While it's important to test systems work in their final working state, testing in simpler environments will allow the majority of issues to be resolved with much less effort. In this instance the staging environment allows the testing of micro-services at production scales ensuring there are no conflicts or issues running multiple instances of services in parallel.

Saving: £600 p/m

Results

The main result the customer was looking for is the reduction in cost.  After our first pass, detailed above, monthly spend was reduced by £2,100. Overall, a saving of £25,200 a year.

In addition, we've made changes giving the software team the following improvements:

  • Finding faults is easier when you are only looking at one instance of a service.
  • Finding the performance threshold is easier when the environment is scaled down.

While this architecture may seem expensive, it's worth noting that more advanced architectures have a higher entry cost. But will potentially scale better in the long run. It is up to you to decide how you plan to launch your product but if you would like any advice, please feel free to reach out. There are a lot of differing factors, from budgets to timescales, that will govern a successful strategy.

Further Steps

Additional recommendations that were provided for this specific application focused on reserving hardware for a set period.
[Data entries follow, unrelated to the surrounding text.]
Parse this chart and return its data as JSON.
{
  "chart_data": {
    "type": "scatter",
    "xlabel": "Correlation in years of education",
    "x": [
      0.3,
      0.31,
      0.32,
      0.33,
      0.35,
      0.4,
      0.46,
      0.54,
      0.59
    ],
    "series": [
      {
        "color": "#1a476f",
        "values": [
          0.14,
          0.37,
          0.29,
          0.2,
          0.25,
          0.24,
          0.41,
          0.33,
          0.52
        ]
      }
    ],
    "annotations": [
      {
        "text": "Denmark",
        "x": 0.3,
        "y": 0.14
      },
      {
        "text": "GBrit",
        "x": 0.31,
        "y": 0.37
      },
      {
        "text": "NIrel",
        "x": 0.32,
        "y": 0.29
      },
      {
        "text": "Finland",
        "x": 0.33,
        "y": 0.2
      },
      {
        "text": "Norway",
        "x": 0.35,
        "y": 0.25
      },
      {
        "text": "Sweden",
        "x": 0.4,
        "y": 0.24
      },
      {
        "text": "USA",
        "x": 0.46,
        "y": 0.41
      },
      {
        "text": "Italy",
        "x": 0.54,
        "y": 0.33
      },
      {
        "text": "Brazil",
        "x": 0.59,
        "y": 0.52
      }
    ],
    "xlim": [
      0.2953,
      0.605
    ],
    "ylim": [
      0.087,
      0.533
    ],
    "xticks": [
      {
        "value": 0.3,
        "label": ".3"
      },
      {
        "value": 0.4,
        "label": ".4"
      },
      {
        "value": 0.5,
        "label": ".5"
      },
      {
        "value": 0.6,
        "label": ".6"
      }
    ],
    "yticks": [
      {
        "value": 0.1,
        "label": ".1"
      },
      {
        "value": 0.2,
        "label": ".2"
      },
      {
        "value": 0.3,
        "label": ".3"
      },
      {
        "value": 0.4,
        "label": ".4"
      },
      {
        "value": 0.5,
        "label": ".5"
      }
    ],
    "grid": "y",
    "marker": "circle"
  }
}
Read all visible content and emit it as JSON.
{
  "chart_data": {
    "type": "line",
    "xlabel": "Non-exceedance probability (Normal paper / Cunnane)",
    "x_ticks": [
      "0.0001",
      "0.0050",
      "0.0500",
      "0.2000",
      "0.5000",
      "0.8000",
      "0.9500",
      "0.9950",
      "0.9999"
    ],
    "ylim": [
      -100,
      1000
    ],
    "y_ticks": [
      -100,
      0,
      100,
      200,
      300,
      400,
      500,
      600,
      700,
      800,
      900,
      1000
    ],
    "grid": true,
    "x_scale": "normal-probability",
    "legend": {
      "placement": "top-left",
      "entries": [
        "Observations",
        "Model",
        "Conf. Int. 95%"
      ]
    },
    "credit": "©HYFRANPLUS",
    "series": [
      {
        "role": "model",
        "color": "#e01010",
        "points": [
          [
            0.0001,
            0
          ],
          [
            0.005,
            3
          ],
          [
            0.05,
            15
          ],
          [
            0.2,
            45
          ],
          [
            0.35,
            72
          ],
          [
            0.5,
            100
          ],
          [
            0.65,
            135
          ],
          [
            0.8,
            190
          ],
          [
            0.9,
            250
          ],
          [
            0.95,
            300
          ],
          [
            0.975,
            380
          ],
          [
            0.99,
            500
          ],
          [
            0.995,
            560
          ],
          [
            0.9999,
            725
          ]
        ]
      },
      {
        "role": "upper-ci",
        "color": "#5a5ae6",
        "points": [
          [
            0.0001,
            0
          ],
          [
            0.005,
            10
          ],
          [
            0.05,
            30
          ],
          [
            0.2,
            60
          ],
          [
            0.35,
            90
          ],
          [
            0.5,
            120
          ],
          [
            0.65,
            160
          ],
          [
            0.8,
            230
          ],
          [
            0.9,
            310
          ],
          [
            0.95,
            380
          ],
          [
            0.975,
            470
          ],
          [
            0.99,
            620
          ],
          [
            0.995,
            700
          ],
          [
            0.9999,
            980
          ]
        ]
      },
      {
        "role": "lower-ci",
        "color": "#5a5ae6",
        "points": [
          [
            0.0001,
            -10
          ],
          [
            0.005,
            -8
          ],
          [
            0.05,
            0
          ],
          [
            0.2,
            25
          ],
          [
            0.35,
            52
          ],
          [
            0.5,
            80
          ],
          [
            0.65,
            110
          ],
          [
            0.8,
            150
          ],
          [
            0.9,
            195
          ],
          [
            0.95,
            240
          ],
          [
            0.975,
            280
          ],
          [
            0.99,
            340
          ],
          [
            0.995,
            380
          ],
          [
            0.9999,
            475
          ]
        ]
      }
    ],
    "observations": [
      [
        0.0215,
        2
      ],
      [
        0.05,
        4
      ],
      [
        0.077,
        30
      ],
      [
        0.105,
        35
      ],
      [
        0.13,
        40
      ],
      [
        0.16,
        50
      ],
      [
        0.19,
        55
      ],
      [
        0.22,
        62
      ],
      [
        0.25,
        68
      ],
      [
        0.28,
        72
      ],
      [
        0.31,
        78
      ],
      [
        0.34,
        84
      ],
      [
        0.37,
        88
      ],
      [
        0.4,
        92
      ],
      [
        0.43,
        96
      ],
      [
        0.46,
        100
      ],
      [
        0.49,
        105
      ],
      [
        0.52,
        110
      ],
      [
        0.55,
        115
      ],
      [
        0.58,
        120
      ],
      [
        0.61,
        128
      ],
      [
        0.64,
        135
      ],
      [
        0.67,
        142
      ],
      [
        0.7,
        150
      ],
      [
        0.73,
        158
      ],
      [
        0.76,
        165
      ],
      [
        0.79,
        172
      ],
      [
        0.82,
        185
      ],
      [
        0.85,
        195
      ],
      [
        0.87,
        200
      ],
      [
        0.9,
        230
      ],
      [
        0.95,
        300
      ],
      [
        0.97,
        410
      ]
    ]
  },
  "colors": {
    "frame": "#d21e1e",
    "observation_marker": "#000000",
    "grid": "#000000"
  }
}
If the hardware is definitely going to be used for an extended period, this enables discounts to be had by prepaying. This does remove any flexibility the cloud may have offered. In this instance, pre-buying for 1-year would save an additional £1300 per month, or over 3 years £2000 per month. This would come in as an annual saving of either £15,000 or £24,000 a year respectively. Giving a total recommended saving of over £50,000 a year or a cost reduction of 62.5%.